June 2016 saw the US-based multinational bank Goldman Sachs flying the pink, white, and blue transgender flag outside its Manhattan headquarters. It saw the United Nations Human Rights Council passing a resolution to appoint an “Independent Expert” to study violence and discrimination based on sexual orientation and gender identity. It saw Pentagon officials announcing the end of the ban on transgender people serving in the US armed forces. No longer occupying a position on the margins of civic and economic life, transgender people, it would seem, are increasingly valued as employees, as consumers, as victims in need of saving, and now in the United States, as potential warriors.
Valued is right. The recognition of transgender as a source of value, not only for corporations but also for nonprofit sectors that have embraced the rhetoric of the market, has become a popular theme for the ideologues of the current capitalist moment. Whether rescuing trans “victims,” profiting from the creativity of gender-diverse employees, or carving out new transgender-specific consumer markets, the neoliberal creed now presents discrimination against trans (and GLB) people as “an enormous waste of human potential, of talent, of creativity, of productivity, that weighs heavily on society and on the economy” (Park 2015: 1). As the head of the largest GLBT advocacy group in the United States explained at the Davos World Economic Forum, “Around the world, businesses have far outpaced lawmakers in embracing the basic premise that the hard work and talents of all their employees—regardless of who they are or whom they love—are rewarded fairly in their workplaces. . . . No executive wants to lose the next brilliant employee to a competitor simply because the business has not caught up with the times in terms of inclusive policies” (Griffin 2016).
Of course, precisely how transgender becomes a source of value depends on its location vis-à-vis the “coloniality of power,” as guest editors Vek Lewis and Dan Irving point out in the introduction to this issue. Understanding “how contemporary ‘architectures’ of power differentially and unequally affect trans and sex/gender-diverse people across the globe,” they write, requires us to “grapple with the complexity of trans/gender capitalist and colonial relations, including the ways in which the transgender paradigm itself, which is of US origin, can be epistemologically and politically complicit.” For example, an activist writing about the UN Human Rights Council's decision to appoint an expert on sexual orientation and gender identity suggests that “employing SOGI/LGBTI/queer/trans as a singular palatable thing, rather than a queer, feminist and anti-colonial resistance,” fails to “trouble the normativity of a human rights discourse that leaves colonialism, racism and global north exceptionalism largely unchallenged” (Hoosain Khan 2016). Directing our attention to particular identities in need of rescue masks the processes and structures that manufacture privilege and precarity alongside commodities. Such an approach also makes possible the emergence of a “comprador LGBT movement” (some of largest LGBT organizations doing international work are funded by the US State Department) that advances the interests of global capitalism, economic imperialism, and militarism (Long 2016). Indeed, as we were drafting this introduction, one of us received a fund-raising solicitation from a US-based international LGBTQ rights organization with “Fight ISIS” in its subject line.

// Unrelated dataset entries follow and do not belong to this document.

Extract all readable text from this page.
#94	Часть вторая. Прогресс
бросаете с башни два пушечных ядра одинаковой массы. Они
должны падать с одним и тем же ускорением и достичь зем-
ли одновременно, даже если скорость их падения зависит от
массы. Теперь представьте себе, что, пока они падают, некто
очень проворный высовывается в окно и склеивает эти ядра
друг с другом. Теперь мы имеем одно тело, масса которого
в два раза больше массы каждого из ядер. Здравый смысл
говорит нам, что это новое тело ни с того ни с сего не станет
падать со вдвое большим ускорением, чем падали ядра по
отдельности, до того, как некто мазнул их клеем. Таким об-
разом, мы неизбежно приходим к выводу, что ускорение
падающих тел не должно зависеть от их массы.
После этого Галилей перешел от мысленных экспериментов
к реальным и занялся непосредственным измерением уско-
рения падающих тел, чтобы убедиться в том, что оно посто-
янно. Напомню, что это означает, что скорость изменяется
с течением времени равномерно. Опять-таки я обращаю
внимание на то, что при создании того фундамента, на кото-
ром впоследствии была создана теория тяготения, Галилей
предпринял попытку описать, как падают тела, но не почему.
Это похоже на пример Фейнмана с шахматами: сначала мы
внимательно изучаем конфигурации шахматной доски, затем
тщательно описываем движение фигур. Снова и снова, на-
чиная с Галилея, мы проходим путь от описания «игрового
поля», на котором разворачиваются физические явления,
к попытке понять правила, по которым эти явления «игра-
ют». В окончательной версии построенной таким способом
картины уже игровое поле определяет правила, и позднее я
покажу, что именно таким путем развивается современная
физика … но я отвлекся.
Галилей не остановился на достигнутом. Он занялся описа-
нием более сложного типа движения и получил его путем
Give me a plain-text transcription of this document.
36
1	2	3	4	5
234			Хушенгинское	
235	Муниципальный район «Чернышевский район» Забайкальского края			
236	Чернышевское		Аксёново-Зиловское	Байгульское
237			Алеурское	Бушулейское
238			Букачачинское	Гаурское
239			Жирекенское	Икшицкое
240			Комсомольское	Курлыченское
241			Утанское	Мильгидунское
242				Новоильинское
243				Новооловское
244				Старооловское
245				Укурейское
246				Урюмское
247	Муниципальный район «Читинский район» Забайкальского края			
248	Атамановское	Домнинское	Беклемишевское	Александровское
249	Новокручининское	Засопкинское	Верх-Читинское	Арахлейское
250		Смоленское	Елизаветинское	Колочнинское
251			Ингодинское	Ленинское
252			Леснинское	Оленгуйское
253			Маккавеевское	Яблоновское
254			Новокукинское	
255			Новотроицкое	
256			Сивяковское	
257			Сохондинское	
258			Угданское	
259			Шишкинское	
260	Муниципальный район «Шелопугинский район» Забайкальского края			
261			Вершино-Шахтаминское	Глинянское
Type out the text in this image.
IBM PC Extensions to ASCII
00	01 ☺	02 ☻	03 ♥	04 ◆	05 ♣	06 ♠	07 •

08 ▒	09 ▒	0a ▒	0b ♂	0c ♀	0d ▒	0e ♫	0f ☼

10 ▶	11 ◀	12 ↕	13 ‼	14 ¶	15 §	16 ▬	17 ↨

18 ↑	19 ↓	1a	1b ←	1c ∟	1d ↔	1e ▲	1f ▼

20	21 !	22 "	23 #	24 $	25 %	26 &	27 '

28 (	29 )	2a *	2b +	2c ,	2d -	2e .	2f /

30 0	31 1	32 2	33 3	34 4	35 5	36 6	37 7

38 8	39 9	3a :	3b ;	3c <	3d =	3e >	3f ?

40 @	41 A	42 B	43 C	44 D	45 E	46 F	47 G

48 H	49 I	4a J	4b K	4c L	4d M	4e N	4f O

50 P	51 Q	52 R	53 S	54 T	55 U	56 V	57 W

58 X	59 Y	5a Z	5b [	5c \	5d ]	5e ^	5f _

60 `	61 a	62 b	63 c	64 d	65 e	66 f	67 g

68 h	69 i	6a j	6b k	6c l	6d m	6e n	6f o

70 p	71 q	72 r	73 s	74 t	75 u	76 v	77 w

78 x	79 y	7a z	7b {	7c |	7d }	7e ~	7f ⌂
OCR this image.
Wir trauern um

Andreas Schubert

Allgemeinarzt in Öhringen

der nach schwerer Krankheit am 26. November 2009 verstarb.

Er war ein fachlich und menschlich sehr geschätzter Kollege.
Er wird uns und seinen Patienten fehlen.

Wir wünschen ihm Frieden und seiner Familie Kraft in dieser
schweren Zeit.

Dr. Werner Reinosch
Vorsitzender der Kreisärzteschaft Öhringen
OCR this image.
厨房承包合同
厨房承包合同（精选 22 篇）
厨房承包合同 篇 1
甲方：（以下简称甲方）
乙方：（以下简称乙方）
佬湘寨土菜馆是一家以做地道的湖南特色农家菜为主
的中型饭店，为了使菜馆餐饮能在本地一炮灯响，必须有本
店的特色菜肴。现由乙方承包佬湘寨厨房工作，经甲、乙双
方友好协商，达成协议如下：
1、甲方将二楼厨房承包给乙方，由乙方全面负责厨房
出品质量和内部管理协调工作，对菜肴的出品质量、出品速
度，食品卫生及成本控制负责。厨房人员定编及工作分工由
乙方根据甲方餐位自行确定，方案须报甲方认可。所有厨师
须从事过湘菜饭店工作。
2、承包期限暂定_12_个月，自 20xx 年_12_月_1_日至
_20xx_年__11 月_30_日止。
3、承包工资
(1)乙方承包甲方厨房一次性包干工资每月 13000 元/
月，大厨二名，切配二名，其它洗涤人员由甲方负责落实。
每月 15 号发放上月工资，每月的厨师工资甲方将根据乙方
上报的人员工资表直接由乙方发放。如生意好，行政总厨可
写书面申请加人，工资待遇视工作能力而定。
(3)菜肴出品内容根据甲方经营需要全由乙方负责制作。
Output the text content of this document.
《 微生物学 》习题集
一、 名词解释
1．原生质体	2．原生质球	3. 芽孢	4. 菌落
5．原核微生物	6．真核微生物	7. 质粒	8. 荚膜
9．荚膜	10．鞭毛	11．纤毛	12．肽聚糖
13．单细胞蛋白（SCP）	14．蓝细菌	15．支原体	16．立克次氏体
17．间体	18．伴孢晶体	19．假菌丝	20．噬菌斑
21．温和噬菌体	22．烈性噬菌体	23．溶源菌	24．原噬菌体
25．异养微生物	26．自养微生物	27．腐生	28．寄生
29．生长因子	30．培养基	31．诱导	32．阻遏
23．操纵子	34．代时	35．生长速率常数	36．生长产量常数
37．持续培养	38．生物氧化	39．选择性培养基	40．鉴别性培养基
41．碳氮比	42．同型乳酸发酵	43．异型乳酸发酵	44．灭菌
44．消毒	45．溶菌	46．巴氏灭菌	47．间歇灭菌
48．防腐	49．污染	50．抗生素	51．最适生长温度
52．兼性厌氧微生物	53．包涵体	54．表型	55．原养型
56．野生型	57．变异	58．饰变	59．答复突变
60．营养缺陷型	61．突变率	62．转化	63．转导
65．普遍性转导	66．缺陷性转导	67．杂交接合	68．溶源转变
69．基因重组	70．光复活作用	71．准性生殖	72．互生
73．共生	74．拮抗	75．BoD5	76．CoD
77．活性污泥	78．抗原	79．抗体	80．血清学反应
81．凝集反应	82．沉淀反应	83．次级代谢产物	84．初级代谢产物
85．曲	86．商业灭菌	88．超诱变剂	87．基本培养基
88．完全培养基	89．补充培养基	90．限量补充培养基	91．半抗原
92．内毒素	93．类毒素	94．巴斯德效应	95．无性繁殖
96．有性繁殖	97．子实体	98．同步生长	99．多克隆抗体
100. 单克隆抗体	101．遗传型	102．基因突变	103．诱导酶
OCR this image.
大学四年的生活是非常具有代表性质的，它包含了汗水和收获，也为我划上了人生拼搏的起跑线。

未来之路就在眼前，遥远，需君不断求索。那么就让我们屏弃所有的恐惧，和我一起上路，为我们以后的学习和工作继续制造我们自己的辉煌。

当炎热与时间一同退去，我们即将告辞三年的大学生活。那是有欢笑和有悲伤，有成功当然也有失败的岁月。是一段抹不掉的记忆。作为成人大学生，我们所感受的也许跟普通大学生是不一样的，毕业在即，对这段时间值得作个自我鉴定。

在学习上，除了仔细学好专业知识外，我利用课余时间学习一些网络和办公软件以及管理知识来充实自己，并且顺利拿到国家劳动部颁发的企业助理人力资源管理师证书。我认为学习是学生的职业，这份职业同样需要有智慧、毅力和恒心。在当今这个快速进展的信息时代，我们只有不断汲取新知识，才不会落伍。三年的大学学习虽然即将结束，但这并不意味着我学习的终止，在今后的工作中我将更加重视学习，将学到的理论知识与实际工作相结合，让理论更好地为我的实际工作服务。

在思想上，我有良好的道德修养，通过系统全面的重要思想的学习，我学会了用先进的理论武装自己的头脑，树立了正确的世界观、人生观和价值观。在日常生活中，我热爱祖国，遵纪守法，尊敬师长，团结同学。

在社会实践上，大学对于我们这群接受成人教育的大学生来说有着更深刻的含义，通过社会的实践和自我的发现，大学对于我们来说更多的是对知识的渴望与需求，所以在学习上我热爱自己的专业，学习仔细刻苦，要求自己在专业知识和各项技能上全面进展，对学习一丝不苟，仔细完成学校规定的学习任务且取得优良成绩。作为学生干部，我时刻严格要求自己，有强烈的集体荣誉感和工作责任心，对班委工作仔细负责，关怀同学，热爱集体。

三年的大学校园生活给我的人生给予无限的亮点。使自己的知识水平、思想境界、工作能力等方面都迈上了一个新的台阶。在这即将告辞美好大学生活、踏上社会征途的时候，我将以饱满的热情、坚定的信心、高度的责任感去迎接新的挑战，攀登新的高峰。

This special issue of TSQ on what the authors call trans- political economy (TPE) provides a timely and necessary intervention in trans studies. In their extensive introduction, Lewis and Irving lay out the contours of TPE as it currently exists and map the field's relation to the feminist, antiracist, and decolonial work in political economy that made it possible. The articles that follow demonstrate how trans studies and political economy's reigning binaries, labor-capital and transgender-cisgender, obscure the centrality of racializing, colonizing, and gendering processes within the architectures of power they purport to interrogate. As Lewis and Irving point out, and as the contributors empirically demonstrate, the production of vulnerability in racialized and colonized gender-nonconforming populations is not accidental but integral to capitalism and the neoliberal political project—from the commodification of a legible minoritizing trans identity in asylum claims to the economic value attached to whiteness, able-bodiedness, and hegemonic gender, to the cultivation of trans entrepreneurship in the new sharing economy, to the affective yet marginalized labor demanded of some trans people in the Global South.
Far from inserting a conservatizing identity politics into the field of political economy, and far from simply asking that trans and sex/gender-diverse people be added to such already existing categories as worker and consumer, Lewis and Irving and the contributors to this issue reveal how the narrowly constructed “proper objects” of trans studies and political economy (e.g., gender, labor, class, the economy) have been “complicit in necropolitical devaluations of trans lives and actually existing strategies crafted for trans survival.” Certainly the efforts of TPE scholars to remedy these exclusions are far from complete. But at a moment when “the main center of discontent within the capitalist dynamic is increasingly shifting [from production] to struggles over the realization of value” (Harvey 2016), the field's attention to “the ways that particular trans lives become imbued with (or stripped of) value,” as Lewis and Irving put it, augurs well for its significance in the years to come.